In the five former books, I think I have sufficiently disputed
against those who believe that the many false gods, which the
Christian truth shows to be useless images, or unclean spirits and
pernicious demons, or certainly creatures, not the Creator, are to be
worshipped for the advantage of this mortal life, and of terrestrial
affairs, with that rite and service which the Greeks call λατρεία,
and which is due to the one true God. And who does not know that,
in the face of excessive stupidity and obstinacy, neither these
five nor any other number of books whatsoever could be enough,
when it is esteemed the glory of vanity to yield to no amount of
strength on the side of truth,--certainly to his destruction over
whom so heinous a vice tyrannizes? For, notwithstanding all the
assiduity of the physician who attempts to effect a cure, the disease
remains unconquered, not through any fault of his, but because of
the incurableness of the sick man. But those who thoroughly weigh
the things which they read, having understood and considered them,
without any, or with no great and excessive degree of that obstinacy
which belongs to a long-cherished error, will more readily judge
that, in the five books already finished, we have done more than
the necessity of the question demanded, than that we have given
it less discussion than it required.

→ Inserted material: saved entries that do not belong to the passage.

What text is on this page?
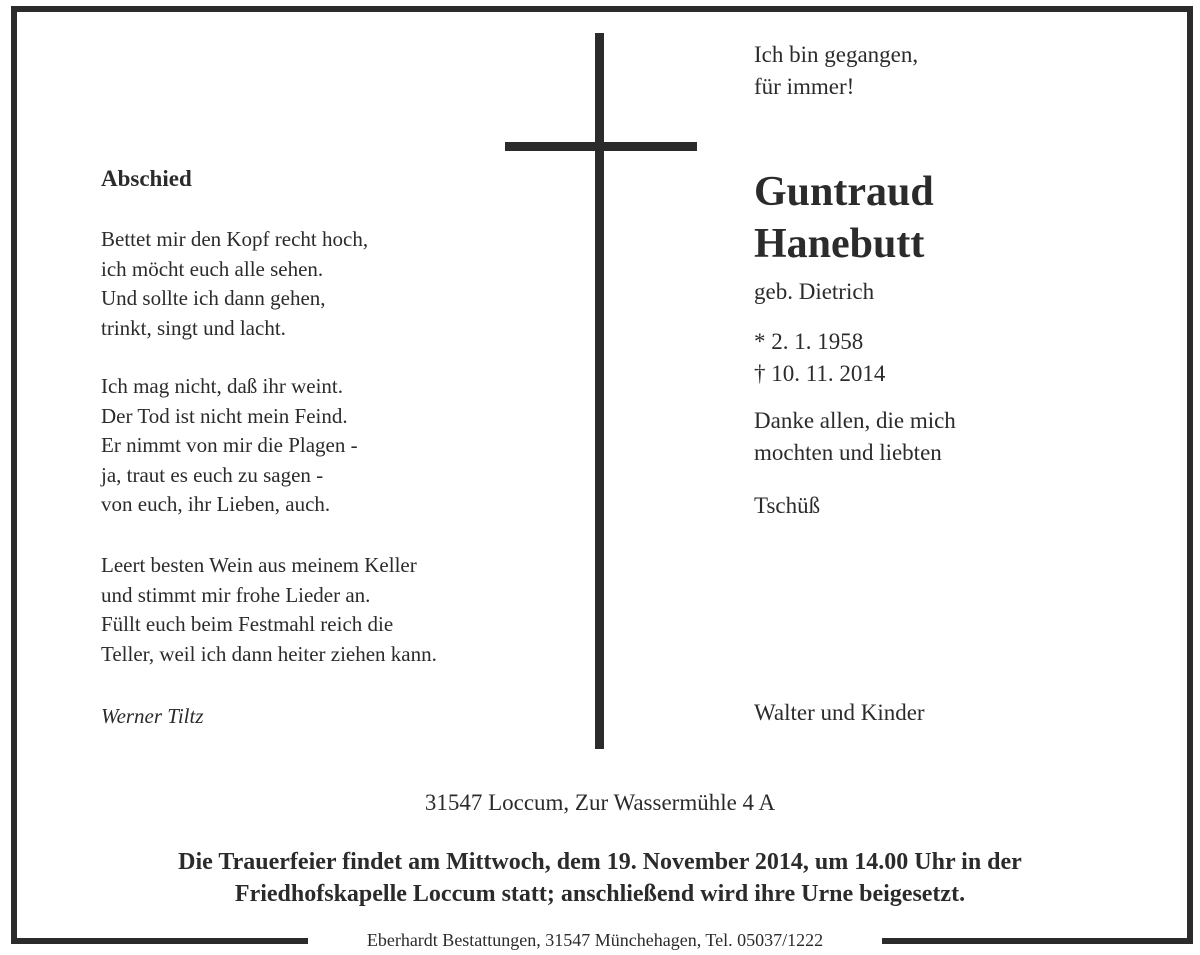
Abschied
Bettet mir den Kopf recht hoch,
ich möcht euch alle sehen.
Und sollte ich dann gehen,
trinkt, singt und lacht.
Ich mag nicht, daß ihr weint.
Der Tod ist nicht mein Feind.
Er nimmt von mir die Plagen -
ja, traut es euch zu sagen -
von euch, ihr Lieben, auch.
Leert besten Wein aus meinem Keller
und stimmt mir frohe Lieder an.
Füllt euch beim Festmahl reich die
Teller, weil ich dann heiter ziehen kann.
Werner Tiltz
Ich bin gegangen,
für immer!
Guntraud
Hanebutt
geb. Dietrich
* 2. 1. 1958
† 10. 11. 2014
Danke allen, die mich
mochten und liebten
Tschüß
Walter und Kinder
31547 Loccum, Zur Wassermühle 4 A
Die Trauerfeier findet am Mittwoch, dem 19. November 2014, um 14.00 Uhr in der
Friedhofskapelle Loccum statt; anschließend wird ihre Urne beigesetzt.
Eberhardt Bestattungen, 31547 Münchehagen, Tel. 05037/1222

And they cannot have doubted
but that all the hatred which the ignorant attempt to bring upon
the Christian religion on account of the disasters of this life,
and the destruction and change which befall terrestrial things,
whilst the learned do not merely dissimulate, but encourage that
hatred, contrary to their own consciences, being possessed by a mad
impiety;--they cannot have doubted, I say, but that this hatred
is devoid of right reflection and reason, and full of most light
temerity, and most pernicious animosity.